Odnosząc się do argumentacji dotyczącej różnic w poszczególnych wersjach językowych art. 16 ust. 1 dyrektywy 2008/48/WE z 23 kwietnia 2008 r. w sprawie umów o kredyt konsumencki, wskazać należy, że TSUE dostrzegł w ww. wyroku, że wersje tego przepisu w językach niderlandzkim, polskim i rumuńskim sugerują obniżenie kosztów związanych z pozostałym okresem obowiązywania umowy, wersje językowe niemiecka i angielska wspomnianego przepisu cechują się pewną niejednoznacznością i pozwalają na przypuszczenie, że koszty związane z tym okresem stanowią wskazówkę dotyczącą obliczenia obniżki, włoska wersja językowa tego przepisu, podobnie jak wersja francuska, powołuje się na odsetki i koszty należne za pozostały okres obowiązywania umowy, a hiszpańska wersja językowa wymaga obniżki obejmującej koszty odpowiadające pozostałemu okresowi obowiązywania umowy, a w konsekwencji że „ analiza porównawcza różnych wersji językowych art. 16 ust. 1 Dyrektywy 2008/48 nie pozwala na ustalenie dokładnego zakresu przewidywanej przez ten przepis obniżki całkowitego kosztu kredytu”. Owa różnica wersji językowych dyrektywy, jak wskazał sam apelujący, budziła poważne wątpliwości i czyniła koniecznym dokonanie wykładni dyrektywy przez TSUE. Z tego względu, odwołując się do swego utrwalonego orzecznictwa, Trybunał uwzględnił przy dokonaniu wykładni tego przepisu prawa Unii nie tylko jego brzmienie, ale także kontekst oraz cele regulacji, której część on stanowi, w tym art. 22 ust. 3 Dyrektywy 2008/48. Wskazywane także przez pozwanego rozbieżności poszczególnych wersji językowych Dyrektywy 2008/48 zostały dostrzeżone przez Trybunał, a dokonana wykładnia wykraczała poza brzmienie literalne Dyrektywy i uwzględniała istotny dla sprawy „kontekst oraz cele regulacji”, a ostateczny jej wynik wymaga uwzględnienia w porządku krajowym. Nie chodzi przy tym o brak implementacji Dyrektywy 2008/48/WE przez polskiego prawodawcę albo o wadliwą jej implementację, skutkującą w polskim porządku prawnym brakiem normy pozwalającej na redukcję kosztów kredytu konsumenckiego również w zakresie prowizji. Taka norma bowiem istnieje, jest nią art. 49 ust. 1 u.k.k., stanowiący implementację ww. Dyrektywy do polskiego porządku prawnego, przy czym wykładnia tej normy powinna uwzględniać wykładnię dokonaną orzeczeniem TSUE w sprawie C-383/18.

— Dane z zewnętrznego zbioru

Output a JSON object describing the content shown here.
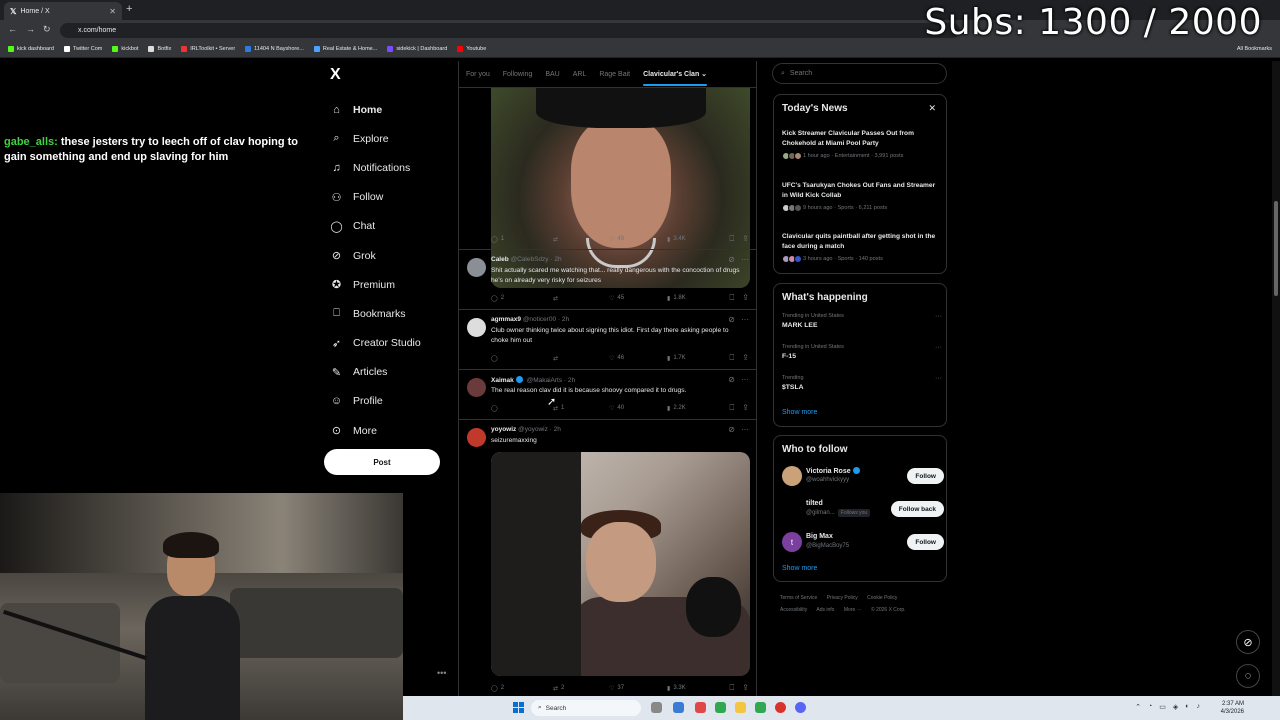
{
  "browser": {
    "tab_title": "Home / X",
    "url": "x.com/home",
    "bookmarks": [
      "kick dashboard",
      "Twitter Com",
      "kickbot",
      "Botfix",
      "IRLToolkit • Server",
      "11404 N Bayshore...",
      "Real Estate & Home...",
      "sidekick | Dashboard",
      "Youtube"
    ],
    "all_bookmarks": "All Bookmarks"
  },
  "overlay": {
    "subs": "Subs: 1300 / 2000",
    "chat_user": "gabe_alls:",
    "chat_message": "these jesters try to leech off of clav hoping to gain something and end up slaving for him"
  },
  "nav": {
    "logo": "X",
    "items": [
      "Home",
      "Explore",
      "Notifications",
      "Follow",
      "Chat",
      "Grok",
      "Premium",
      "Bookmarks",
      "Creator Studio",
      "Articles",
      "Profile",
      "More"
    ],
    "post": "Post"
  },
  "feed": {
    "tabs": [
      "For you",
      "Following",
      "BAU",
      "ARL",
      "Rage Bait",
      "Clavicular's Clan"
    ],
    "first_actions": {
      "replies": "1",
      "reposts": "",
      "likes": "49",
      "views": "3.4K"
    },
    "tweets": [
      {
        "name": "Caleb",
        "handle": "@CalebSdzy · 2h",
        "text": "Shit actually scared me watching that... really dangerous with the concoction of drugs he's on already very risky for seizures",
        "replies": "2",
        "reposts": "",
        "likes": "45",
        "views": "1.8K"
      },
      {
        "name": "agmmax9",
        "handle": "@noticer00 · 2h",
        "text": "Club owner thinking twice about signing this idiot. First day there asking people to choke him out",
        "replies": "",
        "reposts": "",
        "likes": "46",
        "views": "1.7K"
      },
      {
        "name": "Xaimak",
        "handle": "@MakaiArts · 2h",
        "text": "The real reason clav did it is because shoovy compared it to drugs.",
        "replies": "",
        "reposts": "1",
        "likes": "40",
        "views": "2.2K"
      },
      {
        "name": "yoyowiz",
        "handle": "@yoyowiz · 2h",
        "text": "seizuremaxxing",
        "replies": "2",
        "reposts": "2",
        "likes": "37",
        "views": "3.3K"
      }
    ]
  },
  "sidebar": {
    "search_placeholder": "Search",
    "news_title": "Today's News",
    "news": [
      {
        "title": "Kick Streamer Clavicular Passes Out from Chokehold at Miami Pool Party",
        "meta": "1 hour ago · Entertainment · 3,991 posts"
      },
      {
        "title": "UFC's Tsarukyan Chokes Out Fans and Streamer in Wild Kick Collab",
        "meta": "9 hours ago · Sports · 6,211 posts"
      },
      {
        "title": "Clavicular quits paintball after getting shot in the face during a match",
        "meta": "3 hours ago · Sports · 140 posts"
      }
    ],
    "happening_title": "What's happening",
    "trends": [
      {
        "context": "Trending in United States",
        "name": "MARK LEE"
      },
      {
        "context": "Trending in United States",
        "name": "F-15"
      },
      {
        "context": "Trending",
        "name": "$TSLA"
      }
    ],
    "show_more": "Show more",
    "wtf_title": "Who to follow",
    "wtf": [
      {
        "name": "Victoria Rose",
        "handle": "@woahhvickyyy",
        "button": "Follow",
        "follows_you": ""
      },
      {
        "name": "tilted",
        "handle": "@gilman...",
        "button": "Follow back",
        "follows_you": "Follows you"
      },
      {
        "name": "Big Max",
        "handle": "@BigMacBoy75",
        "button": "Follow",
        "follows_you": ""
      }
    ],
    "footer": [
      "Terms of Service",
      "Privacy Policy",
      "Cookie Policy",
      "Accessibility",
      "Ads info",
      "More ···",
      "© 2026 X Corp."
    ]
  },
  "taskbar": {
    "search": "Search",
    "time": "2:37 AM",
    "date": "4/3/2026"
  },
  "colors": {
    "accent": "#1d9bf0",
    "chat_user": "#3fd33f"
  }
}
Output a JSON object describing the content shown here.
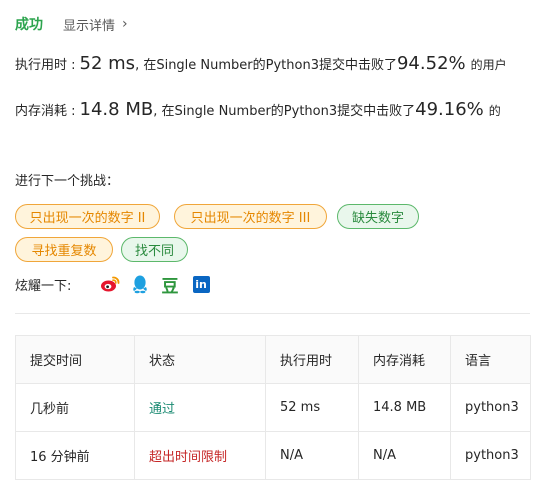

Jak wskazano w ww. rozstrzygnięciu, celem dyrektywy 2008/48 było zapewnienie wysokiego poziomu ochrony konsumentom, którzy są słabszą stroną stosunku zobowiązaniowego. Nie jest zatem zasadne uzależnienie możliwości żądania obniżenia kosztów kredytu w przypadku jego przedterminowej spłaty od tego, czy pożyczkodawca określił je jako zależne od okresu trwania umowy, czy nie. Zgodnie z zawartą w art. 3 lit. g) ww. Dyrektywy definicją, „całkowity koszt kredytu” obejmuje przecież wszystkie koszty, łącznie z odsetkami, prowizjami, podatkami oraz wszelkimi innymi opłatami za wyjątkiem jedynie kosztów notarialnych.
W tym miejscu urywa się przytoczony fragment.